Paris s’éveillait tout juste d’une nuit de carnage, le 14 novembre 2015, le pays comptait encore ses morts qu’un débat aussi vieux que le terrorisme agitait déjà la société : la France a-t-elle été attaquée en raison de ses « valeurs », comme l’ont très vite affirmé plusieurs responsables politiques, ou à cause de ses opérations militaires, comme le prétend un vieux slogan – « Vos guerres, nos morts » – remis au goût du jour par le Nouveau Parti anticapitaliste dans un communiqué publié le lendemain du massacre ?
Pour le dire autrement, la France est-elle un ennemi ontologique des terroristes ou un objectif stratégique ? Par sa binarité, cette question parasite toute tentative d’analyse des motivations profondes de la plus grande attaque djihadiste jamais perpétrée sur le sol français, celle du 13 novembre 2015 et ses 132 morts (dont deux suicides postérieurs aux attentats).
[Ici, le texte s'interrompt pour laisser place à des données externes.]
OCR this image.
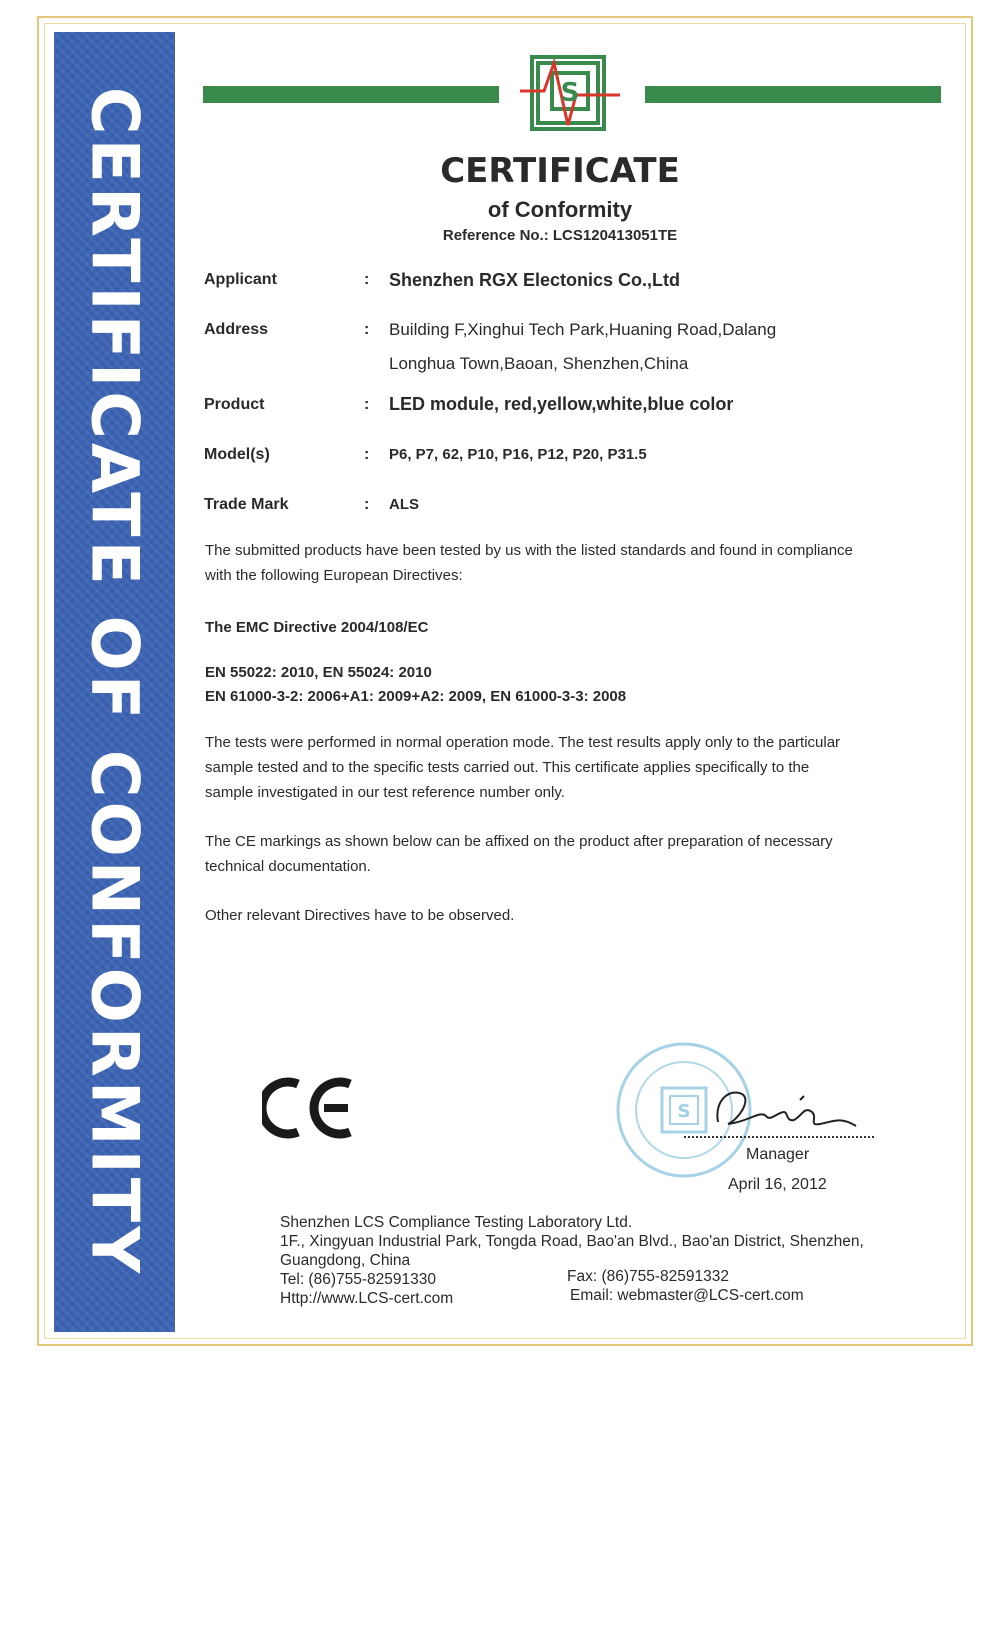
CERTIFICATE OF CONFORMITY	S
CERTIFICATE
of Conformity
Reference No.: LCS120413051TE
Applicant	: Shenzhen RGX Electonics Co.,Ltd
Address	: Building F,Xinghui Tech Park,Huaning Road,Dalang
Longhua Town,Baoan, Shenzhen,China
Product	: LED module, red,yellow,white,blue color
Model(s)	: P6, P7, 62, P10, P16, P12, P20, P31.5
Trade Mark	: ALS
The submitted products have been tested by us with the listed standards and found in compliance
with the following European Directives:
The EMC Directive 2004/108/EC
EN 55022: 2010, EN 55024: 2010
EN 61000-3-2: 2006+A1: 2009+A2: 2009, EN 61000-3-3: 2008
The tests were performed in normal operation mode. The test results apply only to the particular
sample tested and to the specific tests carried out. This certificate applies specifically to the
sample investigated in our test reference number only.
The CE markings as shown below can be affixed on the product after preparation of necessary
technical documentation.
Other relevant Directives have to be observed.
S
Manager
April 16, 2012
Shenzhen LCS Compliance Testing Laboratory Ltd.
1F., Xingyuan Industrial Park, Tongda Road, Bao'an Blvd., Bao'an District, Shenzhen,
Guangdong, China
Tel: (86)755-82591330	Fax: (86)755-82591332
Http://www.LCS-cert.com	Email: webmaster@LCS-cert.com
Le djihadisme est en effet un phénomène complexe, qui se nourrit de ses ambiguïtés et n’est pas exempt de contradictions.
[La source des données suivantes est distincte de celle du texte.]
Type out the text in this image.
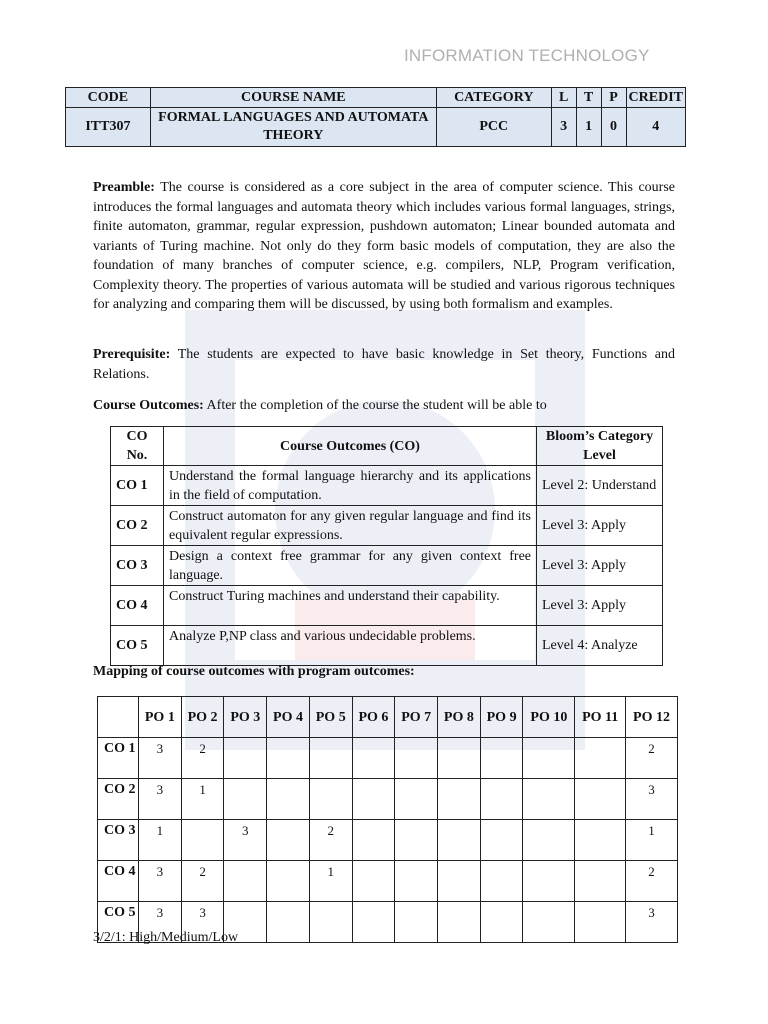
INFORMATION TECHNOLOGY
CODE	COURSE NAME	CATEGORY	L	T	P	CREDIT
ITT307	FORMAL LANGUAGES AND AUTOMATA THEORY	PCC	3	1	0	4

Preamble: The course is considered as a core subject in the area of computer science. This course introduces the formal languages and automata theory which includes various formal languages, strings, finite automaton, grammar, regular expression, pushdown automaton; Linear bounded automata and variants of Turing machine. Not only do they form basic models of computation, they are also the foundation of many branches of computer science, e.g. compilers, NLP, Program verification, Complexity theory. The properties of various automata will be studied and various rigorous techniques for analyzing and comparing them will be discussed, by using both formalism and examples.

Prerequisite: The students are expected to have basic knowledge in Set theory, Functions and Relations.

Course Outcomes: After the completion of the course the student will be able to

CO No.	Course Outcomes (CO)	Bloom’s Category Level
CO 1	Understand the formal language hierarchy and its applications in the field of computation.	Level 2: Understand
CO 2	Construct automaton for any given regular language and find its equivalent regular expressions.	Level 3: Apply
CO 3	Design a context free grammar for any given context free language.	Level 3: Apply
CO 4	Construct Turing machines and understand their capability.	Level 3: Apply
CO 5	Analyze P,NP class and various undecidable problems.	Level 4: Analyze
Mapping of course outcomes with program outcomes:
	PO 1	PO 2	PO 3	PO 4	PO 5	PO 6	PO 7	PO 8	PO 9	PO 10	PO 11	PO 12
CO 1	3	2										2
CO 2	3	1										3
CO 3	1		3		2							1
CO 4	3	2			1							2
CO 5	3	3										3
3/2/1: High/Medium/Low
Dans son communiqué de revendication, le groupe Etat islamique (EI) entretenait d’ailleurs lui-même cette ambivalence. Si le texte présentait Paris, « capitale des abominations et de la perversion », comme un repoussoir idéologique, il précisait que la France avait à la fois été ciblée pour avoir « osé insulter [le] Prophète » et s’être « vantée de combattre l’islam en France », mais aussi pour avoir frappé « les musulmans en terre du califat avec leurs avions ».